In this article, I’ll explain CIF, give some usage examples, and discuss test deployment scenarios.
From the perspective of a user, CIF allows you to run queries against many data sources at once. If you have other private data sources available, particularly via XML (RSS), JSON, or in a file (e.g. CSV), you can incorporate those, as well as additional OSINT sources. CIF comes preconfigured for:
Use cases include manually querying the database for specific indicators (e.g. “do we have any records for this IP address?”) as well as pulling feeds of various sorts for use by security systems (e.g. “what URLs should we block at the proxy?”). CIF includes concepts of severity and confidence as well as privilege. This allows you to provide feeds of high-confidence public data to some systems while still allowing investigators to query private, unconfirmed data.
Essentially, CIF ingests data – typically on an hourly or data basis, depending on the source – indexes it on the fly for performance reasons, performs correlation analytics (e.g. so that a URL also turns into domain and IP address information), and then makes it available in feeds via various output plugins. These plugins include tables and HTML for viewing by a user, but also IPtables rules, Snort rules, JSON, and CSV for processing by other security systems.
Everything below comes from the Perl client.

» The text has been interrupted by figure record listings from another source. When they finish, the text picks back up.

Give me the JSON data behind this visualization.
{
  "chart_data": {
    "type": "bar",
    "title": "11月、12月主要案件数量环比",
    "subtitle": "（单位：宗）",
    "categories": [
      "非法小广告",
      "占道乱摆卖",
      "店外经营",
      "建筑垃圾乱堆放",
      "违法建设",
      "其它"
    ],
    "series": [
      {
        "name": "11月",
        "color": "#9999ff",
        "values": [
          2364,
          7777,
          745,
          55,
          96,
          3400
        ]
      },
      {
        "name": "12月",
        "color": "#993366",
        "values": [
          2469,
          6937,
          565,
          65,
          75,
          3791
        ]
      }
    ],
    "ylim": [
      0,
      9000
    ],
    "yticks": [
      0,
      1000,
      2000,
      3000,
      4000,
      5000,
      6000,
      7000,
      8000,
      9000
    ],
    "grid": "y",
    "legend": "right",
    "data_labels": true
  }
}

I haven’t yet dealt with the Python client, much less hacked on it, but that’s coming Soontm.
cif -q infrastructure/malware -c 50 -s medium
gives a fairly large list of IP addresses associated with malware. (I used medium severity and 50% confidence in these examples.)

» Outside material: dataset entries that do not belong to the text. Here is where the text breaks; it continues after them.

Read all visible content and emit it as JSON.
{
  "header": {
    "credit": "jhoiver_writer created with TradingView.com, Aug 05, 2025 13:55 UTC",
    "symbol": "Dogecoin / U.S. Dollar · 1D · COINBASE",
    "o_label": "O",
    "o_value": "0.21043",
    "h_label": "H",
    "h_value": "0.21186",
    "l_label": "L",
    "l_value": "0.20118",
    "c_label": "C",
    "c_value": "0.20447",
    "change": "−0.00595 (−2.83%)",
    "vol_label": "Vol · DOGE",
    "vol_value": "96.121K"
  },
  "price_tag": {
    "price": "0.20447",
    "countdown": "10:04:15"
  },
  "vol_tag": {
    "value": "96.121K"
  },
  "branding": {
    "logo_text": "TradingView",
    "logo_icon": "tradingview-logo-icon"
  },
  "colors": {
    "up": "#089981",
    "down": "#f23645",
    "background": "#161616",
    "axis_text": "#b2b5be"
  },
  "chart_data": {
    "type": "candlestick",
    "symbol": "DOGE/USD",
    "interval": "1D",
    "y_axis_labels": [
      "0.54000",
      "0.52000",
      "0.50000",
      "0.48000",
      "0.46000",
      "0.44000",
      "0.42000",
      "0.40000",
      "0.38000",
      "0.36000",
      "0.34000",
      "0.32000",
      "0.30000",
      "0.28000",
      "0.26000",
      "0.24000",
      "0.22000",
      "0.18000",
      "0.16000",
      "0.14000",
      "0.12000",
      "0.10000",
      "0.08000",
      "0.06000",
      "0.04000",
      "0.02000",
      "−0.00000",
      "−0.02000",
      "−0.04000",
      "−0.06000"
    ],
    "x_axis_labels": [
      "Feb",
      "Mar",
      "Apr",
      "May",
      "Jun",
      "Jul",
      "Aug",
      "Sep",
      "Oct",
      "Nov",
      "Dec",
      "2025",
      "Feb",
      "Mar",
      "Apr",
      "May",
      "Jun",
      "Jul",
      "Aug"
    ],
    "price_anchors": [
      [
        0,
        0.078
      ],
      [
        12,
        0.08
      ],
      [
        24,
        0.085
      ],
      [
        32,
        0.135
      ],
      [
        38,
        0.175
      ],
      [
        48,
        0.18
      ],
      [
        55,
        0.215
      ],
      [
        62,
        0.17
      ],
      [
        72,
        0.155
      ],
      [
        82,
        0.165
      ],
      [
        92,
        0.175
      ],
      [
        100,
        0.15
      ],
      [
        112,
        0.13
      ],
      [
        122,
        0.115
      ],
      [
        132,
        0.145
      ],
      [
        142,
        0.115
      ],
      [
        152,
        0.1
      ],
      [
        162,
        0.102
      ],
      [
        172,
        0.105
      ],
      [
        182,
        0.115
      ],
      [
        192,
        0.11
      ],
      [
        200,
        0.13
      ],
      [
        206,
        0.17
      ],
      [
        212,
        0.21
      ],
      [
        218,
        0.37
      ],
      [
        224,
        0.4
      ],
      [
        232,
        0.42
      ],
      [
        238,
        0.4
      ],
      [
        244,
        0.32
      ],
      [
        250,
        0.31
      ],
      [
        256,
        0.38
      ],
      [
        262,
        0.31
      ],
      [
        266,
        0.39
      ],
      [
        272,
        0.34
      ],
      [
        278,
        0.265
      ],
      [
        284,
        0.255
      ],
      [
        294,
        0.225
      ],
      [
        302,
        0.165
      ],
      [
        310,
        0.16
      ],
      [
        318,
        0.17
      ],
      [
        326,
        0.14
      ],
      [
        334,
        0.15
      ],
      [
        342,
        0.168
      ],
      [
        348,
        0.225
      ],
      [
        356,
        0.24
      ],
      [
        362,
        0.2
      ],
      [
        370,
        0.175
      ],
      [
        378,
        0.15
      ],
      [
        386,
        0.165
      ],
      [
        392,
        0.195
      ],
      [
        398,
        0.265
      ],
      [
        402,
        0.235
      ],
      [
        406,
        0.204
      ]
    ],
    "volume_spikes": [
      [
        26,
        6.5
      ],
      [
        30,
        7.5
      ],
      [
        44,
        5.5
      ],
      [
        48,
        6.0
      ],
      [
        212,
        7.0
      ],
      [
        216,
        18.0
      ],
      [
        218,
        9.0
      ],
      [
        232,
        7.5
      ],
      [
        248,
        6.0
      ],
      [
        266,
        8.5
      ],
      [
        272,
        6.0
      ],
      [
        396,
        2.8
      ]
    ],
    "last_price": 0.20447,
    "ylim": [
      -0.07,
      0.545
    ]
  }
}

Even if you don’t use a proxy server, you might find CIF useful for checking suspicious URLs:
cif -q url -c 50 -s medium -p snort
You now have a list of Snort rules to pull into your IDS.

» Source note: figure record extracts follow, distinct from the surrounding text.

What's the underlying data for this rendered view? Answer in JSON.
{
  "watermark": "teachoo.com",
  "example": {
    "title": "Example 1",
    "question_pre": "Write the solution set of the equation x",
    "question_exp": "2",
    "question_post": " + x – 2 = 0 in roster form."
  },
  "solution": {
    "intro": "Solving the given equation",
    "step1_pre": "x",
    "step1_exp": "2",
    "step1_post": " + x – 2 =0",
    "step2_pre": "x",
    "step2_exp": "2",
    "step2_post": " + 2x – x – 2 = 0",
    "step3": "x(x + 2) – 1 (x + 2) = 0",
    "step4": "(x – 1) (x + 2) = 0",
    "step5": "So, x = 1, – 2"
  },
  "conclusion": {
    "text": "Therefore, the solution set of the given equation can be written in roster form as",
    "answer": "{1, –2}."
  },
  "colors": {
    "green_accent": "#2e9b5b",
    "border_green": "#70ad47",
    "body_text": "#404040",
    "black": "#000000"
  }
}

Or if you have your own list of IP addresses to check, such as when an ongoing case has new indicators:
you can put them in a file and query each of them.
for f in `cat hostlist.txt` ; do cif -q $f >> specific-ip.txt; done
This yields another list. You might see a few lines in that example with a “private” restriction and impact as “search”. This happens because, by default, CIF will log every query for a specific indicator. A number of searches, such as from other investigators, may have significance apart from any data. However, if you don’t want CIF to log a query, just use the “-n” parameter.
If you’d like to play with it some more, contact me for an API key and the address of my semi-public CIF server. Twitter or email both work fine.
Appendix: CIF on the Amazon cloud
Amazon Web Services provide a decent platform for testing CIF or running a public instance like mine. The following assumes some familiarity with Linux administration and at least a basic understanding of the Elastic Compute Cloud (EC2).
You can start with a small instance for the installation, but you’ll quickly want to move to a medium instance at least. I run a large instance using the Ubuntu Cloud Guest server image. In general, follow the server install instructions for CIF. You’ll also want to note the specifics for Ubuntu as they contain a few workarounds you will need. Allocate an Elastic IP and register it in DNS someplace, such as with Amazon Route 53. For the Security Group, only add HTTPS and SSH. You won’t need anything else, and I recommend leaving it at this minimal state for security purposes. You’ll also need an Elastic Block Store. While you can start with 10GB, expect that to grow a few GB per week, so you’ll need to resize from time to time or create a larger volume at the beginning. While not required for CIF installation, I can’t recommend enough that you use git to manage config files. Srsly.
When installing Postgres, note that “peer” may appear in the original file instead of “ident sameuser”. Also, I did not use the values in CIF doc, as postgres didn’t like them. I left everything at the defaults except:
work_mem = 512MB
checkpoint_segments = 32
When setting up BIND9, first check /etc/resolv.conf for the IP addresses you should use as forwarders.